DIE ZEIT: War der Entschluß, sich damit der Öffentlichkeit zu stellen, langfristig geplant oder kam Ihnen die Idee erst in jüngerer Zeit?

Pollini: Die Problematik des Instrumentes, des Klaviers, bedeutete lange ein großes Hemmnis für mich, das Wagnis einzugehen. Daher hatte ich das Projekt für längere Zeit zurückgestellt. Erst vor ein paar Jahren entschloß ich mich, es gründlich zu studieren und im Konzert zu spielen.
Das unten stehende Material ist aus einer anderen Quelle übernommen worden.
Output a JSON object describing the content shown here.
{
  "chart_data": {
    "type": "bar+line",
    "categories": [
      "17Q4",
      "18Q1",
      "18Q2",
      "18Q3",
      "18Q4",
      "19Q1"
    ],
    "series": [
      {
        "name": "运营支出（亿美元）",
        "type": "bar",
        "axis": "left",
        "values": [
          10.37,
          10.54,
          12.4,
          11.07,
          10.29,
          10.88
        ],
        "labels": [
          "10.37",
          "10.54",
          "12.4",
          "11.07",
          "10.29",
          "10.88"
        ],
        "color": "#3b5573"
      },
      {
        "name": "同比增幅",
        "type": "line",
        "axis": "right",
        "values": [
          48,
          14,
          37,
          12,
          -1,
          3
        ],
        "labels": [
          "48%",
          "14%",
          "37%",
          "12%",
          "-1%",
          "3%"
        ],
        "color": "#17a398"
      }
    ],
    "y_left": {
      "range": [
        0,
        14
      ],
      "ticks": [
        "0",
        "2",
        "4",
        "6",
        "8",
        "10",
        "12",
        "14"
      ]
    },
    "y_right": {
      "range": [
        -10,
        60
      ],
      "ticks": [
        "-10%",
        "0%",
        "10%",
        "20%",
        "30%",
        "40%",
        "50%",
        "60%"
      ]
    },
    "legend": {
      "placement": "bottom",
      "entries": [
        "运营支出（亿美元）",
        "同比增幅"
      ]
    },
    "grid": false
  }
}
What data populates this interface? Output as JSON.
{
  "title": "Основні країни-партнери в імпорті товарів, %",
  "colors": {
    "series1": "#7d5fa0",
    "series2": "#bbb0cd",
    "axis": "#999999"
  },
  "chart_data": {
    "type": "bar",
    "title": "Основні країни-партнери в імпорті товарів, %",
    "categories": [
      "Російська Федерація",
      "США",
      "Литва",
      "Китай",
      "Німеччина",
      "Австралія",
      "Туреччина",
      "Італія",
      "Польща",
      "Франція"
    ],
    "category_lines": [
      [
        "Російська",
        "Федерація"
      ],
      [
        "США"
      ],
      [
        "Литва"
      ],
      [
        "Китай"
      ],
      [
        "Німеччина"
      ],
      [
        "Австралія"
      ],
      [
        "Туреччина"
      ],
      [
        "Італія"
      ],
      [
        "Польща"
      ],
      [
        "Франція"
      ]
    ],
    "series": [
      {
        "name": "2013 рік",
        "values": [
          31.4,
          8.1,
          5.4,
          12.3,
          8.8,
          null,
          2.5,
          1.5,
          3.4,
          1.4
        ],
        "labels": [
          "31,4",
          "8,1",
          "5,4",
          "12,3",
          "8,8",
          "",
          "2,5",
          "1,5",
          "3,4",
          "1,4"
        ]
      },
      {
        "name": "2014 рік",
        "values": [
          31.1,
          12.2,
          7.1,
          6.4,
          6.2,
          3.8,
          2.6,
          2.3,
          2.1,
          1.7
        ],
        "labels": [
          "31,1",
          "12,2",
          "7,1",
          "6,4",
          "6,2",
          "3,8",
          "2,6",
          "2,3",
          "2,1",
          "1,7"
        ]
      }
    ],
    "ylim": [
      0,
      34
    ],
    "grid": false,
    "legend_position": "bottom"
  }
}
DIE ZEIT: Werden Sie den zweiten Teil des „Wohltemperierten Klaviers“ nun bald folgen lassen?

Pollini: Vorerst habe ich da keine konkreten Pläne, vielleicht eines Tages.

DIE ZEIT: Ihre Entscheidung für den modernen Konzertflügel wie die Tatsache, daß Ihrer Bach-Interpretation eher traditionelle, wenn nicht gar romantische Auffassungen zugrunde liegen, lassen Sie erst gar nicht an Imitationen barocker Instrumente und „Originalklang“-Spezialistentum denken.